Even as wages rise for long-haul truck drivers, carriers still can’t fill the seats. More and more, trucking companies both large and small would like to be able to put properly trained and supervised younger drivers behind the wheel, according to a recent industry survey.
In the latest Business Expectations Survey by Transport Capitol Partners, 84 percent of carriers said they’d support allowing people younger than 21 to get their CDLs and drive in interstate commerce. Support is similar between large and small carriers, despite smaller carriers typically hiring fewer inexperienced drivers, the report notes.
But even with 4 in 5 respondents supporting the hire of younger drivers, the number of carriers actually hiring inexperienced drivers today is only 1 in 3. Even with the shortage of qualified drivers, there has yet to be a major shift to hiring entry-level drivers, according to the TCP analysis.
“It is likely that the shift to hiring more inexperienced drivers will continue, albeit slowly – 64 percent of carriers surveyed indicated they would be interested in hiring less experienced drivers,” said TCP Partner and survey leader Richard Mikes. “Larger companies are twice as likely to hire inexperienced drivers as smaller companies, perhaps because they have the staff and resources to invest in training facilities and co-drivers.”
Indeed, among the options for addressing the driver shortage, the American Trucking Assns. will take the case for younger CDL holders to the new Congress, part of a trucking industry package ATA hopes to see included in the next highway bill.
ATA Senior Vice President of Policy and Regulatory Affairs Dave Osiecki, who manages the association’s legislative efforts on Capitol Hill, told American Trucker that he envisions “a conditional lowering of the 21-year-old age requirement, but attaching some additional provisions: training, use of technology, monitoring and so forth.”
Still, that’s well down the road. In the meantime, trucking companies continue to compete for good drivers.
More than 90 percent of carriers reported driver wage increase expectations, according to the TCP survey. More than one-third said they expect wage increases to be in the range of 6 to 10 percent – double what was reported six months ago.

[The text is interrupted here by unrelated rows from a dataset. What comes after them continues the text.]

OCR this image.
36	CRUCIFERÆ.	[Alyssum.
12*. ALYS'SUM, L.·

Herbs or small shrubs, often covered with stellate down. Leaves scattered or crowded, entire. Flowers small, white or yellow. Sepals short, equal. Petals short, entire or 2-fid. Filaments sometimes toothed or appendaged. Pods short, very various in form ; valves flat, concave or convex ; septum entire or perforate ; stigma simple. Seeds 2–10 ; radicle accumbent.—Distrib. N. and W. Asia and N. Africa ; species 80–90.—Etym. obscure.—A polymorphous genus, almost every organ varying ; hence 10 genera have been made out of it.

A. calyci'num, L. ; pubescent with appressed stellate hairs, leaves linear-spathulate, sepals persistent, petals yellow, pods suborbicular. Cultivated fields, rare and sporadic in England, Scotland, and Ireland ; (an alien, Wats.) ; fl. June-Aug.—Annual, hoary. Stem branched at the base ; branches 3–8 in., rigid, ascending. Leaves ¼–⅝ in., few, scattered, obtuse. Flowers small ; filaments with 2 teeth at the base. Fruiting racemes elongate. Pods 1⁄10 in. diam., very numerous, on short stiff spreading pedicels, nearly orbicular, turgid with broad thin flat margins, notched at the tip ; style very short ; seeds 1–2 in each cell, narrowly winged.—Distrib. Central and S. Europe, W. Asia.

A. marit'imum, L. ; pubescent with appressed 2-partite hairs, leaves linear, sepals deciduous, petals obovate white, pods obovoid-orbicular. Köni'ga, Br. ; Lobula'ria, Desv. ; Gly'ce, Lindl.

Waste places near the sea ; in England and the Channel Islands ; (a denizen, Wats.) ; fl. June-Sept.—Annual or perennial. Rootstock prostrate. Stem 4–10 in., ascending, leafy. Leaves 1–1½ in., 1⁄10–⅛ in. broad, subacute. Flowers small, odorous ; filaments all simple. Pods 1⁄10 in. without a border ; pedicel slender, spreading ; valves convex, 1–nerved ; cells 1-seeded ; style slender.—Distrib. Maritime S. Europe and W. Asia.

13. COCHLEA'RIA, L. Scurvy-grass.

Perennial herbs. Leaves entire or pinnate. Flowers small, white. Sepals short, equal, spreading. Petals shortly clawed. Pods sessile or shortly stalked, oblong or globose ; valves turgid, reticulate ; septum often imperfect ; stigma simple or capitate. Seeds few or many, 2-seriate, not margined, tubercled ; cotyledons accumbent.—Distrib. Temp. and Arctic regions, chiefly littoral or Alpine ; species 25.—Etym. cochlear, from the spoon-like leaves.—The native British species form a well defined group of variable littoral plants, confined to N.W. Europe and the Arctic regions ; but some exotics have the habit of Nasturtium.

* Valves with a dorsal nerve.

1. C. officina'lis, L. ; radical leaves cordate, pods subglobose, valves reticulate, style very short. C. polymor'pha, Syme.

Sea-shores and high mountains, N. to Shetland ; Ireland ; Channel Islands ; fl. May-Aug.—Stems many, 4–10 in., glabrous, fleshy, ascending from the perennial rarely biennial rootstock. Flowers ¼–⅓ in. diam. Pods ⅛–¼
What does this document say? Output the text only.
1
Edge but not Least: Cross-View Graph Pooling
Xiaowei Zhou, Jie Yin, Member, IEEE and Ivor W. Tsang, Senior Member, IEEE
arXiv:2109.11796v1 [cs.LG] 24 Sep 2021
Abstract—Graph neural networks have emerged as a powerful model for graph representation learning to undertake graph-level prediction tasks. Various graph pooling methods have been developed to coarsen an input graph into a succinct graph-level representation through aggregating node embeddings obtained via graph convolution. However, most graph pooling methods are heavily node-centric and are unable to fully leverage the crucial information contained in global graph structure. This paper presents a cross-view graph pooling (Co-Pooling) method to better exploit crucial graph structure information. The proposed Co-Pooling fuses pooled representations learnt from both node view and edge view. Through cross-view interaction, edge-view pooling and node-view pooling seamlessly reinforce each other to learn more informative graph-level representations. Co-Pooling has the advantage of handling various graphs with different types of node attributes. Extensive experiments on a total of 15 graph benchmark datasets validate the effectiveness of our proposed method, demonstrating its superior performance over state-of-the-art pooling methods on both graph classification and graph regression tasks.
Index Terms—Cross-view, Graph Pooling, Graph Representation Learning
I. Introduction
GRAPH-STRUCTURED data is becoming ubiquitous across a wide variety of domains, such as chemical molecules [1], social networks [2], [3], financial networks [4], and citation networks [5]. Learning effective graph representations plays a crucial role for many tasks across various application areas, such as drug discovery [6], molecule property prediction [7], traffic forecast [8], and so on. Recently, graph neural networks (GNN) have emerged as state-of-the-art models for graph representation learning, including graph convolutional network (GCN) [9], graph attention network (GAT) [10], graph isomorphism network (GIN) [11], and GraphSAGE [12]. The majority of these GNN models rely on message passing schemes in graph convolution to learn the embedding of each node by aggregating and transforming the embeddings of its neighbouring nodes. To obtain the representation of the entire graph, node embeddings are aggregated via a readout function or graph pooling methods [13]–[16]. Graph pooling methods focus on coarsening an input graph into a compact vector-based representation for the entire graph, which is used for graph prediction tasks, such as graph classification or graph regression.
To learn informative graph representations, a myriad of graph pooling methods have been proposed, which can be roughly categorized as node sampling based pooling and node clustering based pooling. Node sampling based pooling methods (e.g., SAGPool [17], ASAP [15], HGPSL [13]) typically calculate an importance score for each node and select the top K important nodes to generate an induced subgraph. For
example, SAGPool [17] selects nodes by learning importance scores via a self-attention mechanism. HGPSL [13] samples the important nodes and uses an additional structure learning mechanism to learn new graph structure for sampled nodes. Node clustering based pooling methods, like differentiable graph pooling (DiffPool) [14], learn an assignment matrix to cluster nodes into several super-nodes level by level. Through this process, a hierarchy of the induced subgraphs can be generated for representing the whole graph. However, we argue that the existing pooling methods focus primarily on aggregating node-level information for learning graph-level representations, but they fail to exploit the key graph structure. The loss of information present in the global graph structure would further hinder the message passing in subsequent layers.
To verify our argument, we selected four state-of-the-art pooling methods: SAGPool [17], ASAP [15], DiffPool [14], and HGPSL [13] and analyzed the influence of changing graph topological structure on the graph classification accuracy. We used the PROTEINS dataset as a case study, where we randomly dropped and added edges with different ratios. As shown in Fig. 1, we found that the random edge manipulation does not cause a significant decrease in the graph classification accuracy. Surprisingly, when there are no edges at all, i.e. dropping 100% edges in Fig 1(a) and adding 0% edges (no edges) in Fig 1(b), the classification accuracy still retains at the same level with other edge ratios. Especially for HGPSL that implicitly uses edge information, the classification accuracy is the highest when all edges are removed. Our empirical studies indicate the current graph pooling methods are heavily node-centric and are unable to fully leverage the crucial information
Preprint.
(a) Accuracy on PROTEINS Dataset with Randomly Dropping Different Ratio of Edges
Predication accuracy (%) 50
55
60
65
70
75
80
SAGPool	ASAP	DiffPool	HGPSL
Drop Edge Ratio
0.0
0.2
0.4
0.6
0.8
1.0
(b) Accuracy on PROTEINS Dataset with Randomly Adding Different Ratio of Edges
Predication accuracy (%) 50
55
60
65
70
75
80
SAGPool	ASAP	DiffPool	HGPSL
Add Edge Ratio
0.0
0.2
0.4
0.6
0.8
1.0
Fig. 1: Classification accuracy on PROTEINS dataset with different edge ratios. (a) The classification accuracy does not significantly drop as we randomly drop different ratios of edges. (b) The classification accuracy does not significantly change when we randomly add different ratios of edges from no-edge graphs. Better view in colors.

"Carriers are seeing potential applicants go to other sectors, like construction, where there is more predictable home time and where extra pay is not limited by federal hours-of-service regulations,” said TCP Partner Steven Dutro. “The end result is that revenue from rate increases will go into purchasing new equipment, driver wages, rising maintenance costs, and regulatory costs – and not as much into the carrier’s pockets in 2015.”